What sets this new form apart from the bullying and harassment one is that it is more specific to acts of hate, including options to report drawings, for example. “So [the form] might force us to look more closely at an incident,” said Mrs. Adamson. Once the report is filed, it is documented in Synergy, allowing the school to track the number of incidents that occur, making it easier to identify trends of hate.

Also in response to the antisemitism surge, and in addition to a previously held advisory lesson on antisemitism, the B-CC administration is working with the Anti-Defamation League’s “No Place for Hate” program and the school’s Jewish Student Union to plan another advisory lesson about antisemitism. This is set to take place on April 17, immediately before Holocaust Remembrance Day. “The plan currently is it’s going to be done through Social Studies and English classes,” says Dr. Hunter Hogewood, the director of the Social Studies department.

While the administration realizes that antisemitism is a prevalent issue and is striving to combat it, some in the B-CC community believe that the administration isn’t doing enough. “I wish B-CC was less reactive, more proactive,” said PTA President Lyric Winik, adding, “I would like the school to clearly state expectations for students and also faculty around how we can not only be diverse, but inclusive — and why it matters.” 

Similarly, some students believe that certain aspects of Jewish history, such as the holocaust, should be implemented into the curriculum of history classes. “I believe the county should make education about antisemitism mandatory, and not just an advisory lesson, but instead a well-researched lesson taught in an actual class so students pay attention,” said the President of the Jewish Culture Club and a junior at B-CC, Charlie Raibman. Another student, junior Noah Taylor, believes that “The incidents that occurred might have never occurred if we educated students on the topic of antisemitism.”

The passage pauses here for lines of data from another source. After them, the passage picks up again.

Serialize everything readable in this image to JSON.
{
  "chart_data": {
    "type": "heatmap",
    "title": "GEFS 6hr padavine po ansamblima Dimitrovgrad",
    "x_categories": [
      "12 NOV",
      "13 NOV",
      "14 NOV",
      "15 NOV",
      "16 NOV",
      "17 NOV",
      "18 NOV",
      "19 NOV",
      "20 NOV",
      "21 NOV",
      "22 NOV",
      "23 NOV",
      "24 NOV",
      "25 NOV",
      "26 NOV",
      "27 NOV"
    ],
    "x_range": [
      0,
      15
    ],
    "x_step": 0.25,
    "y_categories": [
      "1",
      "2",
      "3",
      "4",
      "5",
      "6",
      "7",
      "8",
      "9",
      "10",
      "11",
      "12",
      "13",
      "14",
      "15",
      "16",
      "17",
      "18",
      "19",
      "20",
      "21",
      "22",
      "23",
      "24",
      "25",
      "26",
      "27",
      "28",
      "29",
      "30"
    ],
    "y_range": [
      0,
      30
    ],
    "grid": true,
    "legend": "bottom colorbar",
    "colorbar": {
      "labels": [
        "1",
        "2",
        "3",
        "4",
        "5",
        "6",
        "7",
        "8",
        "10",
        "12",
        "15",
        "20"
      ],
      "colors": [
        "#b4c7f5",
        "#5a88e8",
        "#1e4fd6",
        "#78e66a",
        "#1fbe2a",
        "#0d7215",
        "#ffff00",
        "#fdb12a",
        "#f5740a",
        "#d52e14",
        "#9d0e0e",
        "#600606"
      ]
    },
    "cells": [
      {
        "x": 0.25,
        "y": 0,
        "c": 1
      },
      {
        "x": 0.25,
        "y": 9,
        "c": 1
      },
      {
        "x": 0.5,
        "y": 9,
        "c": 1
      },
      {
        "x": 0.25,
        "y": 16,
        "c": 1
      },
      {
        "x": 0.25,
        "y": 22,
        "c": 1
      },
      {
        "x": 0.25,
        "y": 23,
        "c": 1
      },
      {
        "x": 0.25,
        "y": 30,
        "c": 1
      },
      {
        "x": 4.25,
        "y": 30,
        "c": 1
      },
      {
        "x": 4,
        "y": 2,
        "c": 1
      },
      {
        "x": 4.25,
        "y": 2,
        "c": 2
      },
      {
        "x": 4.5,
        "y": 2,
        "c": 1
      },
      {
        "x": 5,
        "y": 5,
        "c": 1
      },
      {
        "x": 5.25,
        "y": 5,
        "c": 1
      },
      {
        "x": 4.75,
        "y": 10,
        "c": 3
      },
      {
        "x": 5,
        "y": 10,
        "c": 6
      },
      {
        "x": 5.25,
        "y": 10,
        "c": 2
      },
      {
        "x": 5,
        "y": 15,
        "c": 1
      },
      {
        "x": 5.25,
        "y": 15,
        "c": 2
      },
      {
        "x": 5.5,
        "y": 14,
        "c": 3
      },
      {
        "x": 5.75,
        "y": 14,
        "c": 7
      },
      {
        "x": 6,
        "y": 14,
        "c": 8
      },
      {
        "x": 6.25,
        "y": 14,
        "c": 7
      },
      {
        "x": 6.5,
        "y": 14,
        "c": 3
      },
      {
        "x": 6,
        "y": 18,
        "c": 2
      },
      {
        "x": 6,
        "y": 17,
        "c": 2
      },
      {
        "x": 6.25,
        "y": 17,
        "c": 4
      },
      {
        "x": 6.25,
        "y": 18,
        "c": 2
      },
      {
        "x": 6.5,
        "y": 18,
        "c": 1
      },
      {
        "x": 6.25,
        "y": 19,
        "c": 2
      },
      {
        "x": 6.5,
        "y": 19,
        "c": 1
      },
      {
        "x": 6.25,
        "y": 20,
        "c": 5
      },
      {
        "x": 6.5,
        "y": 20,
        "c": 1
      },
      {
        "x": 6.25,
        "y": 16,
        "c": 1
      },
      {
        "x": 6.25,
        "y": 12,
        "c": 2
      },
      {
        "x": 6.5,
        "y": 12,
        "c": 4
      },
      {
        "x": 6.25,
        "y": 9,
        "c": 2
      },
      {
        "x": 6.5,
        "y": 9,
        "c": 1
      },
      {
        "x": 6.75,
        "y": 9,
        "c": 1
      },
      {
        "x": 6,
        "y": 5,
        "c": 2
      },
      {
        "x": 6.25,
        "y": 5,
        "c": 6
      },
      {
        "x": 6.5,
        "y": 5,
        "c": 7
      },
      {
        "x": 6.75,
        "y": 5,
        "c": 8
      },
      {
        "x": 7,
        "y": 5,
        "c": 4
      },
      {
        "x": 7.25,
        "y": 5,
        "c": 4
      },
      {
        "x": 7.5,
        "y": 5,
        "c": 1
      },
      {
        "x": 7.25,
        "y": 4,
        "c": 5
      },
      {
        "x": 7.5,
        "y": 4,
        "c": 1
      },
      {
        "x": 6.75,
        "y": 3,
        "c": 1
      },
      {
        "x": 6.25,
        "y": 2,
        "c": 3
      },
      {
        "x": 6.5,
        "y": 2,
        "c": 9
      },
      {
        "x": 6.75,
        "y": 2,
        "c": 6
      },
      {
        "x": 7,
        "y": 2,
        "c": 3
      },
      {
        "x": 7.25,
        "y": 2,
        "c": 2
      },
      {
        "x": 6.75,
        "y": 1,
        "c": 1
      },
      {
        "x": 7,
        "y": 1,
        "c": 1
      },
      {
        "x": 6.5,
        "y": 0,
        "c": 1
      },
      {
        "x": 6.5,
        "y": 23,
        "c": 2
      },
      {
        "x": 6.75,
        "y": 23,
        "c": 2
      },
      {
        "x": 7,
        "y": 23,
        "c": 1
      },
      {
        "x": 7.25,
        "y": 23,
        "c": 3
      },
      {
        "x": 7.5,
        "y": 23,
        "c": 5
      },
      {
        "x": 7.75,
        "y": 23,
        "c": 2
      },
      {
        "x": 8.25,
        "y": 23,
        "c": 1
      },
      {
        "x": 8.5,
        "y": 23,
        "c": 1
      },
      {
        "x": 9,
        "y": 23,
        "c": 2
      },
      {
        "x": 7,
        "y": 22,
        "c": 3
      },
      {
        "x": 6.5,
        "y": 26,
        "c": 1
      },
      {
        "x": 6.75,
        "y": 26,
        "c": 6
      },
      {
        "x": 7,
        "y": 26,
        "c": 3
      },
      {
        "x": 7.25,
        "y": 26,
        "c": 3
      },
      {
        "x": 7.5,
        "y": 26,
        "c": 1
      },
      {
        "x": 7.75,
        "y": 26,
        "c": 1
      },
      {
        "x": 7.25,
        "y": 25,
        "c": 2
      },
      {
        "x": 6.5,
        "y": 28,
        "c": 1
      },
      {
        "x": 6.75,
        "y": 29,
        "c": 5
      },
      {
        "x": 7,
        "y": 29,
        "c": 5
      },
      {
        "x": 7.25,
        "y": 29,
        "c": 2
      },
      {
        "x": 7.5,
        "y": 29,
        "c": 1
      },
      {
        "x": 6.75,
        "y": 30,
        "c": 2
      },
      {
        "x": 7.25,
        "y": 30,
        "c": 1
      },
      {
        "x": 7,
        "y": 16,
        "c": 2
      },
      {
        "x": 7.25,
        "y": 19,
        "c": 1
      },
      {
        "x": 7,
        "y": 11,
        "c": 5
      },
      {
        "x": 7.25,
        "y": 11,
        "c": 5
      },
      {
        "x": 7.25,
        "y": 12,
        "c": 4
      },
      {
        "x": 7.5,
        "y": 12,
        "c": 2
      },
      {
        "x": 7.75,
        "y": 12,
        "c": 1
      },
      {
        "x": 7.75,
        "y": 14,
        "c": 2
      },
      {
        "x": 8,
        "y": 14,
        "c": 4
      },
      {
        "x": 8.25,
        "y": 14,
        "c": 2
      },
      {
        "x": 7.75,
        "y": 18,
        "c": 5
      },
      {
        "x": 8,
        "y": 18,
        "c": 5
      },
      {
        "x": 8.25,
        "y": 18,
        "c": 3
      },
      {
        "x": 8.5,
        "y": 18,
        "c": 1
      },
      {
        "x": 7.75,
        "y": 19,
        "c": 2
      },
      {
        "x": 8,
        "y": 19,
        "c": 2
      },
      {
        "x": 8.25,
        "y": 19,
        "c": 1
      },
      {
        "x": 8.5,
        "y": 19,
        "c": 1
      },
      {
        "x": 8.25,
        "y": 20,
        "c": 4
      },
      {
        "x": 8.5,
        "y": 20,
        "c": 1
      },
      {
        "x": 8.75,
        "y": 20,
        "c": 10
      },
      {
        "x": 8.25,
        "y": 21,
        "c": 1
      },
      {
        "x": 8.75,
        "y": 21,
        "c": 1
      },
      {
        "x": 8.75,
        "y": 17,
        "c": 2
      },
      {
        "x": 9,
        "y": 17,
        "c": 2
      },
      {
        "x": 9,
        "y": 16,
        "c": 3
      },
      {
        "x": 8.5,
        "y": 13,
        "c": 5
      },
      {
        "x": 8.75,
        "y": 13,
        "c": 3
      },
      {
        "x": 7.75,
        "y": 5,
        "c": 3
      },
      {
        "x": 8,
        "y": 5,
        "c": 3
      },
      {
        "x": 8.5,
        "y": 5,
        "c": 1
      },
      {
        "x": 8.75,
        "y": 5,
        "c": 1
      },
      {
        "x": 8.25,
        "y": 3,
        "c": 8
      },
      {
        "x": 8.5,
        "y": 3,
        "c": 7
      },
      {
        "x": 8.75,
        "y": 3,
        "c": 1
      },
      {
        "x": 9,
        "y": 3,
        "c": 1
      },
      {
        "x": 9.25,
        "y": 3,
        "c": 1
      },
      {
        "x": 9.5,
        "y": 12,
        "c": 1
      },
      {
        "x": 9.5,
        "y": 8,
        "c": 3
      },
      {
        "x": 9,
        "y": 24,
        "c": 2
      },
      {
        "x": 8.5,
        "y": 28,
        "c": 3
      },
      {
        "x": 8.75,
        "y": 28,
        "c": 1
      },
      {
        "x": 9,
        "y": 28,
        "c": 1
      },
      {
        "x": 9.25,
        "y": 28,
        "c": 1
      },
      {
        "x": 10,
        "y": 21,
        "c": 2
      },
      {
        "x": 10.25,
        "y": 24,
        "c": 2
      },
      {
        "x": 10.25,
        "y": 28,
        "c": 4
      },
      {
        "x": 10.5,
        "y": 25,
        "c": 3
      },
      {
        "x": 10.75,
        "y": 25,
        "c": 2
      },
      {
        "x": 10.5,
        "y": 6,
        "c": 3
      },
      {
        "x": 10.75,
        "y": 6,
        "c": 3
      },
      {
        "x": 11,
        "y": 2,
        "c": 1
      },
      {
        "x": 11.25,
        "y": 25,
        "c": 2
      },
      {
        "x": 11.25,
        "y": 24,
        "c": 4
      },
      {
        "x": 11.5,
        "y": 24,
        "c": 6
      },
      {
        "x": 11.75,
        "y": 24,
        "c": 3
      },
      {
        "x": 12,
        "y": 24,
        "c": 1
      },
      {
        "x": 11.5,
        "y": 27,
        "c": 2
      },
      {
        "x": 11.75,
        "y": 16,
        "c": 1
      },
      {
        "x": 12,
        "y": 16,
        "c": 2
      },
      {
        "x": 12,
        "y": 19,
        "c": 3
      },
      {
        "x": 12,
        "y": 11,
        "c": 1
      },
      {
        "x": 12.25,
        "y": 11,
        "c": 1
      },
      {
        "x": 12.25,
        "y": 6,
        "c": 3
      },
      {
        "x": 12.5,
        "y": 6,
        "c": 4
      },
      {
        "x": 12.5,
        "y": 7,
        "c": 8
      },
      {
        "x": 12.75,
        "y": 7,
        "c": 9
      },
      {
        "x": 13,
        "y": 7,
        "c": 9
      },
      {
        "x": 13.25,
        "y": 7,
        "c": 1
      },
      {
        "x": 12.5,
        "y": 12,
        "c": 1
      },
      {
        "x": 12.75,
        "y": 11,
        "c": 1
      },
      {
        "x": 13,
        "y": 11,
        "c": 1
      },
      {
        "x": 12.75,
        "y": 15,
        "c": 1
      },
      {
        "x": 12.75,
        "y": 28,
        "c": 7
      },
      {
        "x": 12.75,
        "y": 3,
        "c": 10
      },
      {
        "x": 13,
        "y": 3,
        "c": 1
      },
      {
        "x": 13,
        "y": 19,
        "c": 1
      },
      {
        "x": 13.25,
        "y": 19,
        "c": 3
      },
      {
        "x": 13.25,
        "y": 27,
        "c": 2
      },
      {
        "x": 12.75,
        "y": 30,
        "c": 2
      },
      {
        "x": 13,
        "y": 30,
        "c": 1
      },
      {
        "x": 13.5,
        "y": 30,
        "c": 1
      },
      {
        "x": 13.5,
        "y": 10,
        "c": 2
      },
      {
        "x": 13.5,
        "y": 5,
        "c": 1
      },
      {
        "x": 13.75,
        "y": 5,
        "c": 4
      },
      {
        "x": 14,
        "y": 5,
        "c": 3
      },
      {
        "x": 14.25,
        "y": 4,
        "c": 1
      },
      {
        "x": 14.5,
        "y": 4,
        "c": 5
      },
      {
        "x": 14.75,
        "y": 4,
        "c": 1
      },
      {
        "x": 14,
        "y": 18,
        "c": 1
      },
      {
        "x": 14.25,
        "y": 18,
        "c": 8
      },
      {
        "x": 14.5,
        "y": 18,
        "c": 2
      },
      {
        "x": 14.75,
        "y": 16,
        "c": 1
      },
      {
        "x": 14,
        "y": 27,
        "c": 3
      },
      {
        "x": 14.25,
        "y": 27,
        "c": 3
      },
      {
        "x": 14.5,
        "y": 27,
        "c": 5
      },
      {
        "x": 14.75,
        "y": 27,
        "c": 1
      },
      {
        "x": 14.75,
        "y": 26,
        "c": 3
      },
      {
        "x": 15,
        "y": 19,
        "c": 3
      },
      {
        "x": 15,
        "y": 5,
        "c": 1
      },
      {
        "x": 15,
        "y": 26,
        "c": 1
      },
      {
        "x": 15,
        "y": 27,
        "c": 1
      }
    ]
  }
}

The county and schools have acknowledged the many incidents that have occurred over the school year, including Nazi symbols on walls and desks and the graffiti that was drawn at Whitman High School.

MCPS Associate Superintendent Dr. Peter Moran stated, “It’s a mistake to say that these events are hurtful only to Jewish students. These incidents are hurtful to all of us, everyone in the community.”